S is β-effective if for any strategies of the complement of S, the members of S can answer with strategies that ensure outcome a.

- Finite game
  is a game with finitely many players, each of which has a finite set of strategies.

- Grand coalition
  refers to the coalition containing all players. In cooperative games it is often assumed that the grand coalition forms and the purpose of the game is to find stable imputations.

- Mixed strategy
  for player i is a probability distribution P on $\Sigma\ ^i$. It is understood that player i chooses a strategy randomly according to P.

- Mixed Nash Equilibrium
  Same as Pure Nash Equilibrium, defined on the space of mixed strategies. Every finite game has Mixed Nash Equilibria.

- Pareto efficiency
  An outcome a of game form π is (strongly) pareto efficient if it is undominated under all preference profiles.

- Preference profile
  is a function $\nu\ : \Gamma\ \to \mathbb{R} ^\mathrm{N}$. This is the ordinal approach at describing the outcome of the game. The preference describes how 'pleased' the players are with the possible outcomes of the game. See allocation of goods.

- Pure Nash Equilibrium
  An element $\sigma\ = (\sigma\ _i) _ {i \in \mathrm{N}}$ of the strategy space of a game is a pure nash equilibrium point if no player i can benefit by deviating from his strategy $\sigma\ _i$, given that the other players are playing in $\sigma$. Formally:
 $$\forall i \in \mathrm{N} \quad \forall \tau\ _i \in\ \Sigma\ ^i \quad
\pi\ (\tau\ ,\sigma\ _{-i} ) \le \pi\ (\sigma\ )$$.
 No equilibrium point is dominated.

- Say
  A player i has a Say if he is not a Dummy, i.e. if there is some tuple of complement strategies s.t. π (σ_i) is not a constant function.
Antonym: Dummy.

- Shannon number
  A conservative lower bound of the game-tree complexity of chess (10^{120}).

- Solved game
  A game whose outcome (win, lose or draw) can be correctly predicted assuming perfect play from all players.

- Value
  A value of a game is a rationally expected outcome.

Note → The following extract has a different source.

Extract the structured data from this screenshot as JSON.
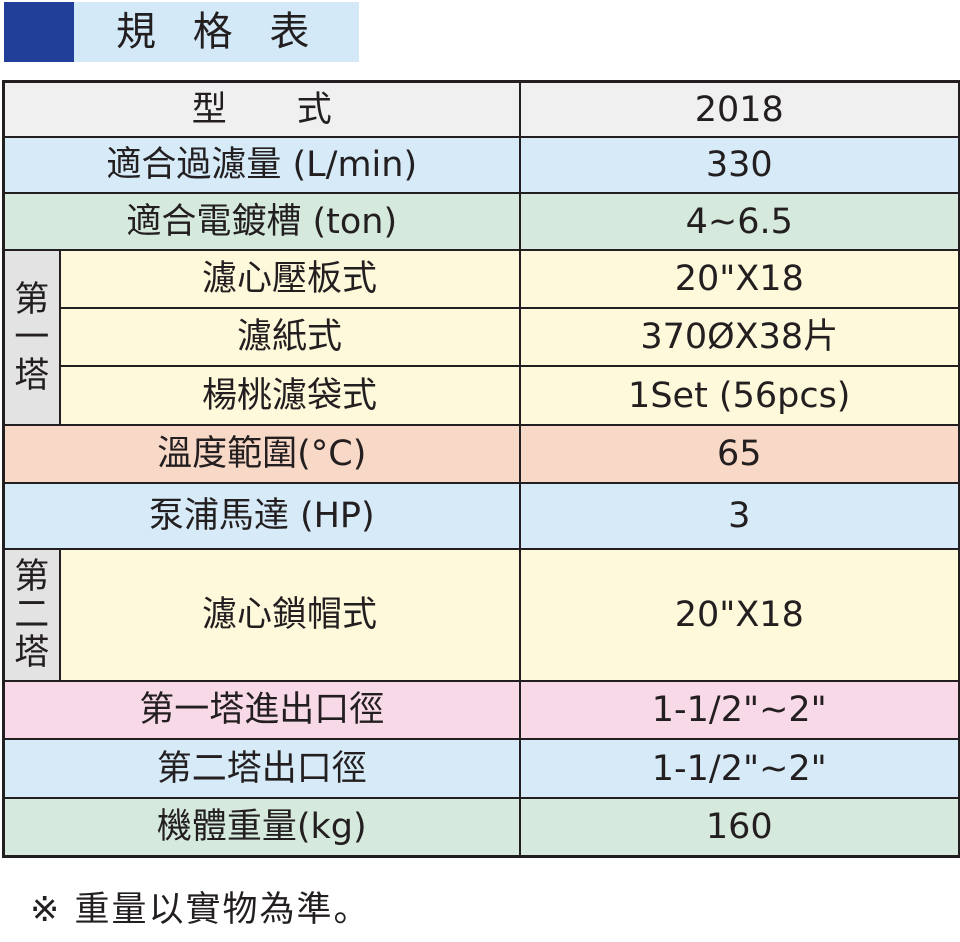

There are more than a few definitions of value, describing different methods of obtaining a solution to the game.

- Veto
  A veto denotes the ability (or right) of some player to prevent a specific alternative from being the outcome of the game. A player who has that ability is called a veto player.
Antonym: Dummy.

- Weakly acceptable game
  is a game that has pure nash equilibria some of which are pareto efficient.

- Zero sum game
  is a game in which the allocation is constant over different outcomes. Formally:
 $\forall \gamma\ \in \Gamma\ \sum_{i \in \mathrm{N}} \nu\ _i (\gamma\ ) = const.$
 w.l.g. we can assume that constant to be zero. In a zero-sum game, one player's gain is another player's loss. Most classical board games (e.g. chess, checkers) are zero sum.